The advancement in technology, especially Internet and information technology has led to new ways of doing business in banking. These technologies have cut down time, working simultaneously on different issues and increasing efficiency. The platform where communication technology and information technology are merged to suit core needs of banking is known as core banking solutions.
The NAB letter says that as the inquiry has revealed and evidence come out that offence regarding purchasing Core banking application at higher rates by NBP has been committed, therefore the competent authority directs “concerned officer to appear before Muhammad Nasir Shahzad Asst Director/IO at FCI Wing NAB (Sindh)”.
A petition was also filed in the Supreme Court in 2011 regarding CBS in which SBP’s observations were also made the base by which the bank management had confessed that the CBS was implemented in only one branch instead of 250 as promised.
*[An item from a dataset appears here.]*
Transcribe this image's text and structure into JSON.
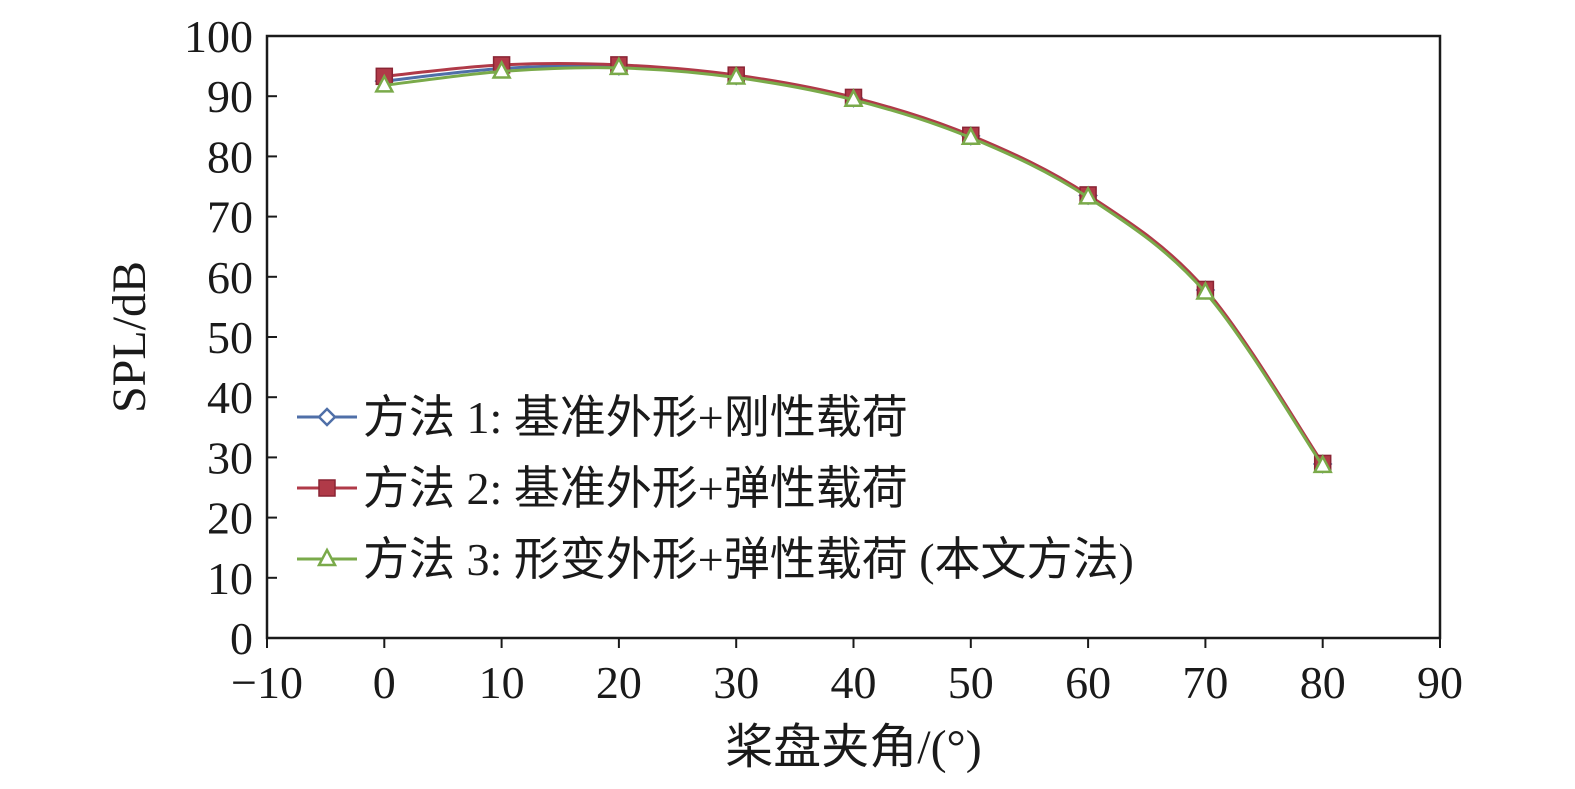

The petition had revealed that in the year 2002, the bank planned to acquire a “Core Banking Application” at total estimated cost of $17.5m–$2.5m for software and $15m for associated hardware. Under Section 33-B of NAB Ordinance 1999, all purchases of Rs50 million or above were required to be reported to NAB for obtaining mandatory clearance. Furthermore, a certificate was also required that all procurements procedure was followed.
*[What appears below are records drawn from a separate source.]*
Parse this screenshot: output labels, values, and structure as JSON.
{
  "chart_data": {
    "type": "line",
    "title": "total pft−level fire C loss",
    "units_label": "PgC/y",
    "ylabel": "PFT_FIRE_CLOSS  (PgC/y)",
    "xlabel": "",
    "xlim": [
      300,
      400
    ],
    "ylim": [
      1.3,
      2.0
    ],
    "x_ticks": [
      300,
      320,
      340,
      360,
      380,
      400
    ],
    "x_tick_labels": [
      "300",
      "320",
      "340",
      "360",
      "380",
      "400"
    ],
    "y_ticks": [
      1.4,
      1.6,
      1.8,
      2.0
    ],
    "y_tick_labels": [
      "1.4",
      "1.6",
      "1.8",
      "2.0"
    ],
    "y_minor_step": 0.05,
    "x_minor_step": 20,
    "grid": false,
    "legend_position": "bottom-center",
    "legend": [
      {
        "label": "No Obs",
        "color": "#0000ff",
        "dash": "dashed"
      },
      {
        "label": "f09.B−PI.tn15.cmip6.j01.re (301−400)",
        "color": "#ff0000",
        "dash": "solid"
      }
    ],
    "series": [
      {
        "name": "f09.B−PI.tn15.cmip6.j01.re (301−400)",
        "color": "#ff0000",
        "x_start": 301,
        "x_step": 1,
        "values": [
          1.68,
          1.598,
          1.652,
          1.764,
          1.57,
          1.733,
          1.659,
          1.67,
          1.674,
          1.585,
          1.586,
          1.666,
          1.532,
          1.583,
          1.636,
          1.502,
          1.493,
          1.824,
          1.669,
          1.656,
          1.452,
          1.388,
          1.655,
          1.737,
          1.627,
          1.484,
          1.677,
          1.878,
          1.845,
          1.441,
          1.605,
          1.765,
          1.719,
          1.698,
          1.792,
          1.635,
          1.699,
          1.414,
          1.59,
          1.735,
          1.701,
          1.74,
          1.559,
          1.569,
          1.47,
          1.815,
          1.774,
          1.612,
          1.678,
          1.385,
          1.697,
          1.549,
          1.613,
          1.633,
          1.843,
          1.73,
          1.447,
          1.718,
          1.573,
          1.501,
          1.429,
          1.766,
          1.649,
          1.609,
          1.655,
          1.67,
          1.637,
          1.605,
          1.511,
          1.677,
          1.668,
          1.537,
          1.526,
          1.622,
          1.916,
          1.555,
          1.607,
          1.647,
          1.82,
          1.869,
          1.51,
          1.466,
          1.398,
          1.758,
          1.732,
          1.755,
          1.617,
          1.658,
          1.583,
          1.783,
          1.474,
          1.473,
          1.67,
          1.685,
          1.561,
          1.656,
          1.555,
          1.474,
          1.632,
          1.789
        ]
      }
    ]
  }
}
The petition quoted SBP’s inspection report, dated 31-12-2010, which states that SBP team observed various irregularities in procurement/implementation of CBS. It was observed that at the time of initiation of project, neither the bank conducted any exercise on Business Process Reengineering nor was any selection criterion defined for the system in violation of BSD Circular No. 8 of 2005. Resultantly, after considerable lapse of time, the bank was considering to amend the existing contract with the vendor to run the core banking system on centralised basis instead of de-centralised mode. So far, the system had been implemented in only one branch, whereas the bank had paid $9.372m to the vendor. It may be mentioned here that the total cost of project (including the hardware) was estimated at $56m. The total payable to the vendor was approximately $18m out of which the bank had paid 90 percent of the licence fees at the outset, while $0.908 million was paid in October 2010 as an ad hoc payment.
As per the initial timelines of the project, 250 branches were to have the system installed by September 2010, which was subsequently amended as 100 branches by July 2011. On the contrary, CBS has been implemented in just one branch of the bank and even UAT (User acceptance testing) of that branch was not completed.”